Neuronal Endopeptidase, Rat (DINE, ECEL1) (Control Peptide)

Blue Ice

Highly Purified

38220090

A 17-aa peptide sequence, mapping nears the cytoplasmic N-terminus of rat DINE.

The amyloid beta-peptide (Ab) of 39 to 43aa (Ab40, Ab42, Ab43) is constitutively produced in brain upon proteolysis of the b-amyloid precursor protein (APP). In the young and healthy humans, Ab is rapidly catabolized before it can be deposited in the brain. However, upon aging or the onset of familial Alzheimer's Disease, alterations in either synthesis or degradation/clearance of Ab may contribute to amyloid depositions in the brain. Ab is susceptible to a number of in vivo and in vitro proteases like cathepsin-D and M-13 metalloproteases. The M-13 family includes several members of zinc-dependent proteases like damage-induced neuronal endopeptidase (DINE), product of phosphate regulating gene with homologies to endopeptidases on the X chromosome (PHEX), neutral endopeptidase 24.11 or neprilysin (NEP) and neprilysin-like proteases (NEPLs). NEPLs (alpha, -beta, gamma) arise from the alternative splicing of a single NELPS gene and show ~54% sequence homology. M13 members are generally type II transmembrane proteins consisting of a single polypeptide chain with Zinc binding HEXXH motif, a short cytoplasmic tail, a transmembrane segment and an extra-cytoplasmic domain containing the enzyme active site.

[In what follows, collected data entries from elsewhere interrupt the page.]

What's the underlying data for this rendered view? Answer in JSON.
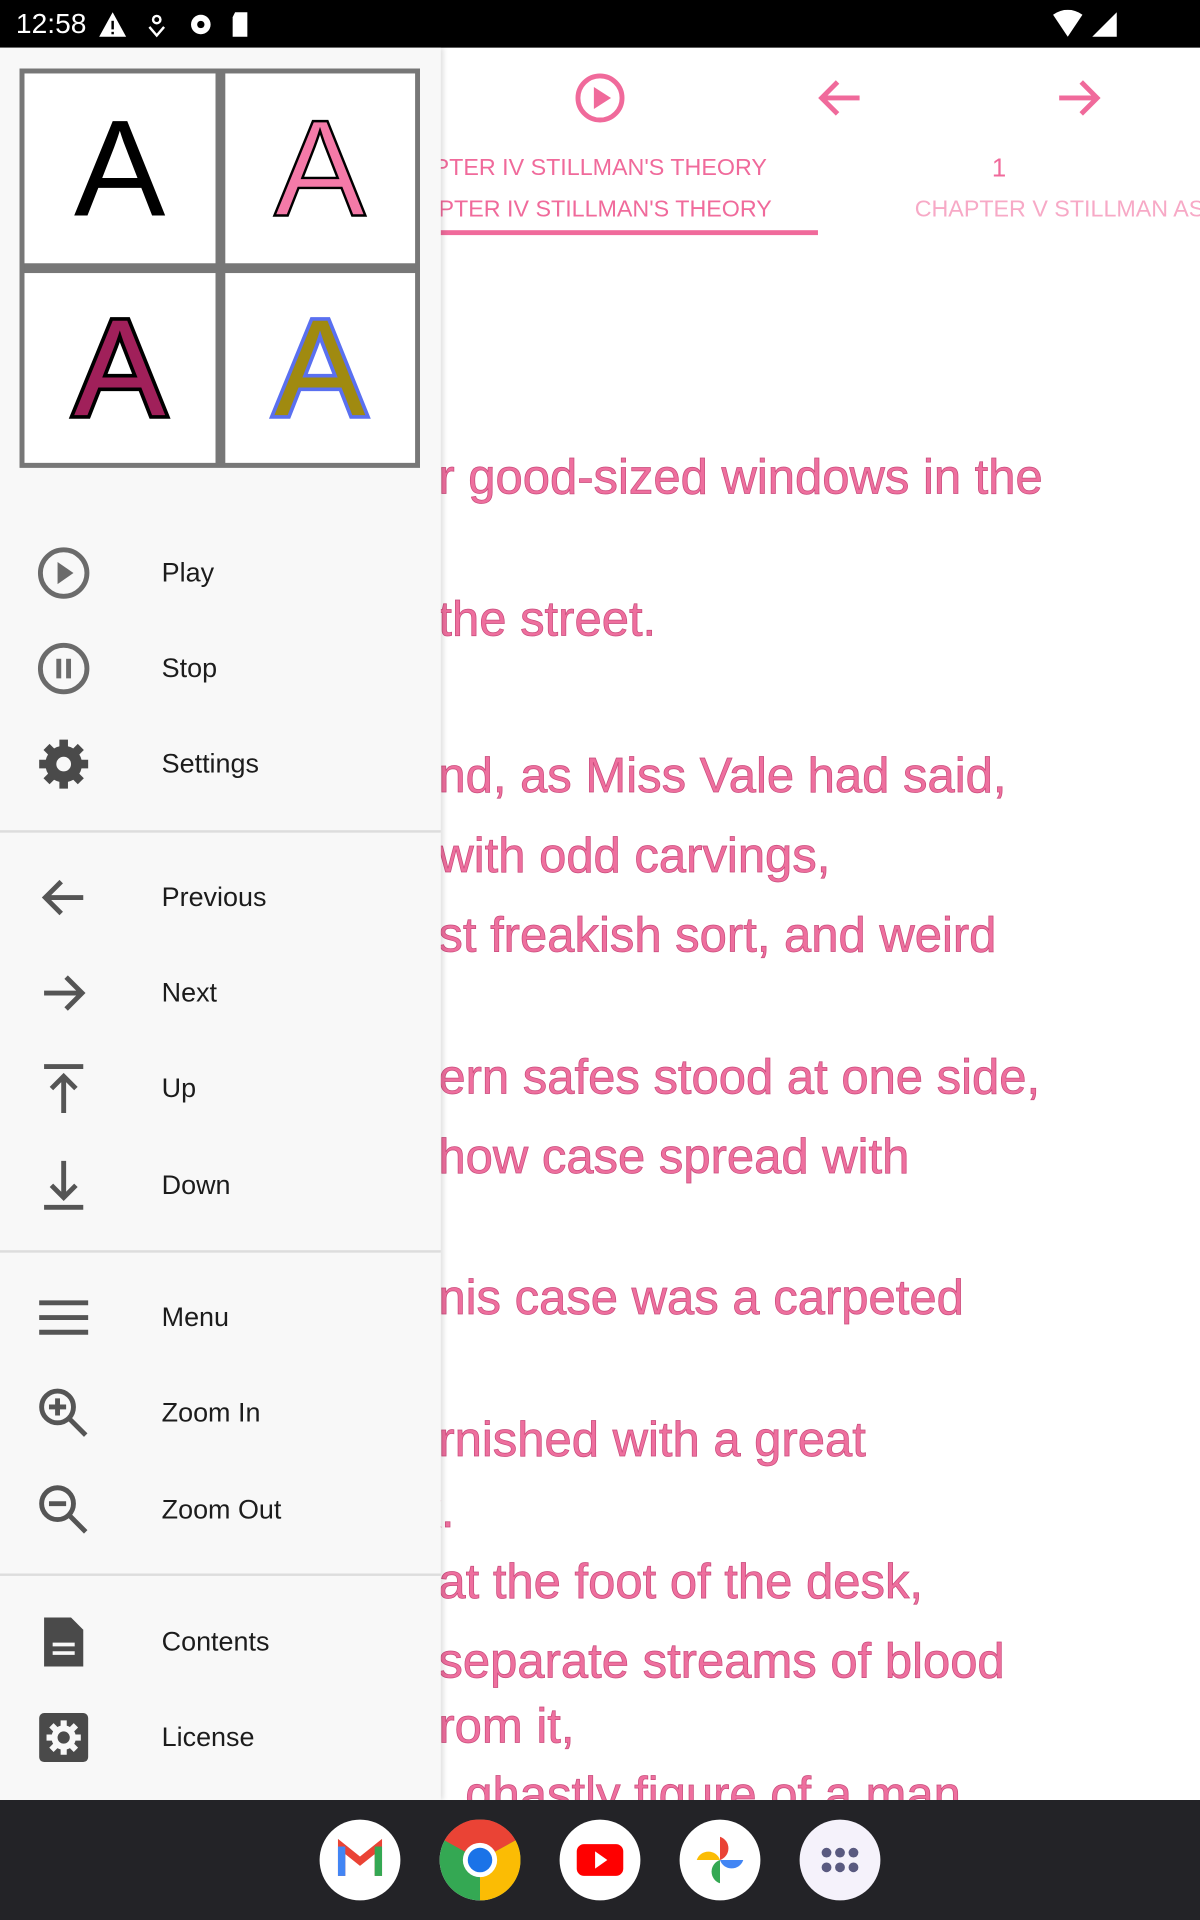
{
  "status_bar": {
    "time": "12:58",
    "icons": [
      "warning-icon",
      "download-icon",
      "gear-icon",
      "sd-card-icon",
      "wifi-icon",
      "signal-icon"
    ]
  },
  "toolbar": {
    "icons": [
      "play-circle-icon",
      "arrow-left-icon",
      "arrow-right-icon"
    ]
  },
  "tabs": {
    "current_title": "CHAPTER IV STILLMAN'S THEORY",
    "current_page": "1",
    "current_tab": "CHAPTER IV STILLMAN'S THEORY",
    "next_tab": "CHAPTER V STILLMAN AS"
  },
  "accent_color": "#f06a9b",
  "text_lines": [
    "r good-sized windows in the",
    "the street.",
    "nd, as Miss Vale had said,",
    " with odd carvings,",
    "st freakish sort, and weird",
    "ern safes stood at one side,",
    "how case spread with",
    "nis case was a carpeted",
    "rnished with a great",
    "k.",
    "at the foot of the desk,",
    "separate streams of blood",
    "rom it,",
    "ghastly figure of a man"
  ],
  "font_styles": {
    "letter": "A",
    "colors": [
      "#000000",
      "#f47aa8",
      "#a0205a",
      "#a08a10"
    ]
  },
  "drawer": {
    "items": [
      {
        "label": "Play",
        "icon": "play-circle-icon"
      },
      {
        "label": "Stop",
        "icon": "pause-circle-icon"
      },
      {
        "label": "Settings",
        "icon": "gear-icon"
      },
      {
        "label": "Previous",
        "icon": "arrow-left-icon"
      },
      {
        "label": "Next",
        "icon": "arrow-right-icon"
      },
      {
        "label": "Up",
        "icon": "arrow-up-bar-icon"
      },
      {
        "label": "Down",
        "icon": "arrow-down-bar-icon"
      },
      {
        "label": "Menu",
        "icon": "menu-icon"
      },
      {
        "label": "Zoom In",
        "icon": "zoom-in-icon"
      },
      {
        "label": "Zoom Out",
        "icon": "zoom-out-icon"
      },
      {
        "label": "Contents",
        "icon": "document-icon"
      },
      {
        "label": "License",
        "icon": "gear-box-icon"
      }
    ]
  },
  "dock": {
    "apps": [
      "Gmail",
      "Chrome",
      "YouTube",
      "Photos",
      "App drawer"
    ]
  }
}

DINE (damage-induced neuronal endopeptidase) or Endothelin converting enzyme-like 1 (ECEL1) or X-converting enzyme (Xce) is a 95kD (mouse/rat/human 775 aa, chromosome 2q36-q37), type II integral membrane metalloprotease containing a conserved zinc-binding motif and an ENXADX consensus sequence, consistent with gluzinitin. The aa sequence of DINE is 36 and 32 % identical to ECE-1 and NEP, respectively. But, DINE is devoid of enzyme activity like ECE. Unlike NEP, DINE has no proteolytic activity to Ab. However, the enzyme can hydrolyze synthetic NEP substrates and thiorphan, EDTA and phosphoramidon inhibit its activity. DINE also inhibits C2-ceramide induced apoptosis in COS-7 cells. Although, the endogenous substrate for DINE is yet to be identified, its proteolytic activity activates, at least in part, free radical scavenging in damaged neurons. The DINE expression is restricted to brain tissue with predominant expression in hypothalamus, large cholinergic cells in striatum and low expression in virtually all regions of brain except in cerebral cortex, hippocampus and cerebellum. DINE, expression is markedly increased in response to optic, spinal sensory, cortical and thalamic nerve injury.